Department of Pediatric Imaging, Armand-Trousseau Hospital, Sorbonne University, Assistance Publique des Hôpitaux de Paris (AP-HP), Paris, France.
Department of Maxillo-facial and Plastic Surgery, Necker Hospital, Paris Cité University, Assistance Publique des Hôpitaux de Paris (AP-HP), Paris, France.
Fetal Diagn Ther. 2023;50(2):70-83. doi: 10.1159/000529821. Epub 2023 Feb 28.
We aim to correlate pre- and postnatal data regarding the cleft type and surgical prognostic factors associated to orofacial clefts.
Retrospective study concerning all cases of orofacial cleft evaluated prenatally (US+/-MRI) between 2015 and 2020 with available postnatal outcomes. We compared prenatal imaging (cleft type and surgical prognostic factors) with postnatal findings.

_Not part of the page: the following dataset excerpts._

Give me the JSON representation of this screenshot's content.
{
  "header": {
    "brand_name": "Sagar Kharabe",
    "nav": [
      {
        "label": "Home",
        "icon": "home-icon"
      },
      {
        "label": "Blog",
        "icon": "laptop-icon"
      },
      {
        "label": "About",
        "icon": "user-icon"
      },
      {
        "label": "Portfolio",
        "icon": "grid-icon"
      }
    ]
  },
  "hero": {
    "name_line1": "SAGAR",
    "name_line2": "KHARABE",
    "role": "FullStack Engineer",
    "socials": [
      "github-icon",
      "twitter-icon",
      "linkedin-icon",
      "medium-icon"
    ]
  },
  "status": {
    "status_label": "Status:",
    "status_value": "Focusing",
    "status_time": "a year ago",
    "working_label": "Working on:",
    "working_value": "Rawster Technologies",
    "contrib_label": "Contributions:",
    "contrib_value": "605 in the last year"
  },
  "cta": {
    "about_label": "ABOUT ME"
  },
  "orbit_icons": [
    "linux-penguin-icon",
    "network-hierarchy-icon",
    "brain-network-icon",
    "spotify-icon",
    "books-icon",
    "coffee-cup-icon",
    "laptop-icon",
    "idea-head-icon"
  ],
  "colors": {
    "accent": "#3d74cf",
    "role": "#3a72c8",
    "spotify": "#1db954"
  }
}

48 fetuses were included. Median gestational age at first US/MRI examination: 29+2 WG and 31+6 WG, respectively. The prenatal diagnosis was in accordance with postnatal findings with regard to the cleft type in 88% of the cases (n = 42/48) for US and/or MRI, 84% (n = 38/45) for US only, and 90% (n = 37/41) for MRI only. The nasal septum deviation and nostril collapse were underestimated by prenatal US in 48% (n = 12/25) and 44% (n = 11/25) of cases, respectively (Cohen's kappa of 0.22 and 0.32, respectively). Pre- and postnatal examinations were in accordance with 75% of cases (n = 8) regarding evaluation of anteroposterior maxillary shift in case of unilateral alveolar cleft and in 90% and 80% of cases (n = 10) regarding the degree of protrusion/deviation of the premaxillary protrusion in case of bilateral cleft, respectively.

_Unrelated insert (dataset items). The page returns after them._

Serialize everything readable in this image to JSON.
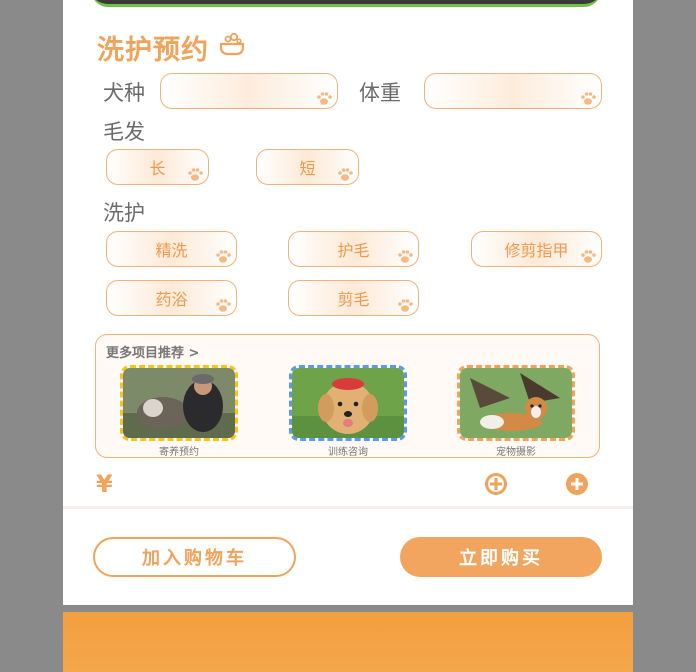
{
  "section": {
    "title": "洗护预约",
    "icon": "bathtub-icon"
  },
  "fields": {
    "breed_label": "犬种",
    "breed_value": "",
    "weight_label": "体重",
    "weight_value": ""
  },
  "hair": {
    "label": "毛发",
    "options": [
      "长",
      "短"
    ]
  },
  "care": {
    "label": "洗护",
    "options": [
      "精洗",
      "护毛",
      "修剪指甲",
      "药浴",
      "剪毛"
    ]
  },
  "recommend": {
    "title": "更多项目推荐 >",
    "items": [
      {
        "caption": "寄养预约",
        "border_color": "#f5c518"
      },
      {
        "caption": "训练咨询",
        "border_color": "#5b9bea"
      },
      {
        "caption": "宠物摄影",
        "border_color": "#f0a35a"
      }
    ]
  },
  "price": {
    "currency": "¥",
    "value": ""
  },
  "actions": {
    "add_to_cart": "加入购物车",
    "buy_now": "立即购买"
  },
  "colors": {
    "accent": "#f0a35a",
    "accent_light": "#fde9d6",
    "text": "#6b6b6b"
  }
}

Prenatal imaging can accurately assess the type of orofacial cleft and evaluate maxillary shift and deviation of the premaxilla. It underestimates the nose deformity.
我们旨在关联唇腭裂的产前和产后数据,以及与口面裂相关的手术预后因素。
这是一项回顾性研究,涉及 2015 年至 2020 年间所有经产前超声(US)+/-磁共振成像(MRI)评估的唇腭裂病例,并可获得产后结果。我们比较了产前影像学(裂隙类型和手术预后因素)与产后发现。

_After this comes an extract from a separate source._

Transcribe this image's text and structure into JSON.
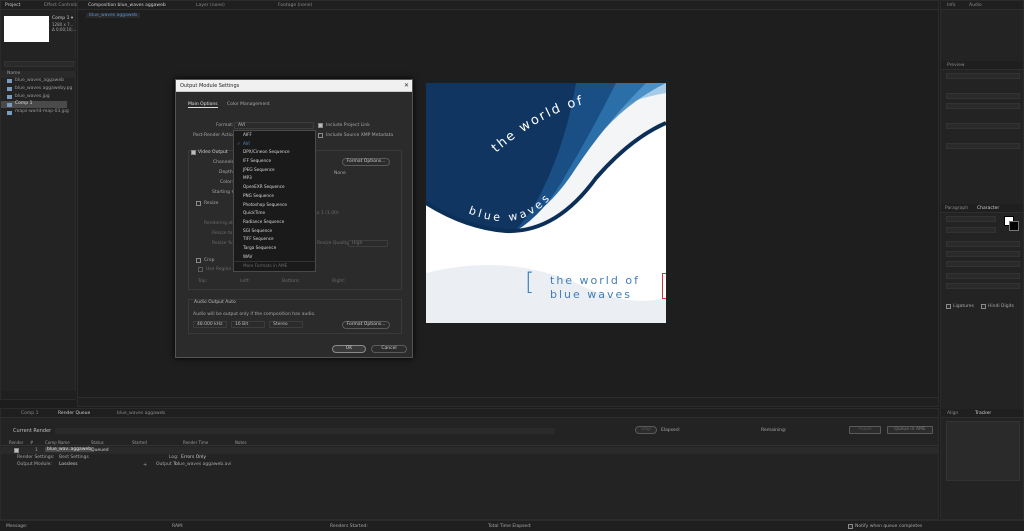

共纳入 48 例胎儿。首次 US/MRI 检查的中位孕龄分别为 29+2 周和 31+6 周。产前诊断与产后发现相符,US 和/或 MRI 对裂隙类型的符合率为 88%(n=42/48),US 仅为 84%(n=38/45),MRI 仅为 90%(n=37/41)。鼻隔偏曲和鼻孔塌陷在产前 US 中分别被低估了 48%(n=12/25)和 44%(n=11/25)(Cohen's kappa 分别为 0.22 和 0.32)。单侧牙槽裂的上颌前后移位,以及双侧裂隙的前突/偏斜程度,产前和产后检查的符合率分别为 75%(n=8)和 90%(n=10)和 80%(n=10)。
产前影像学可以准确评估口面裂的类型,并评估上颌移位和前突的偏斜。它低估了鼻部畸形。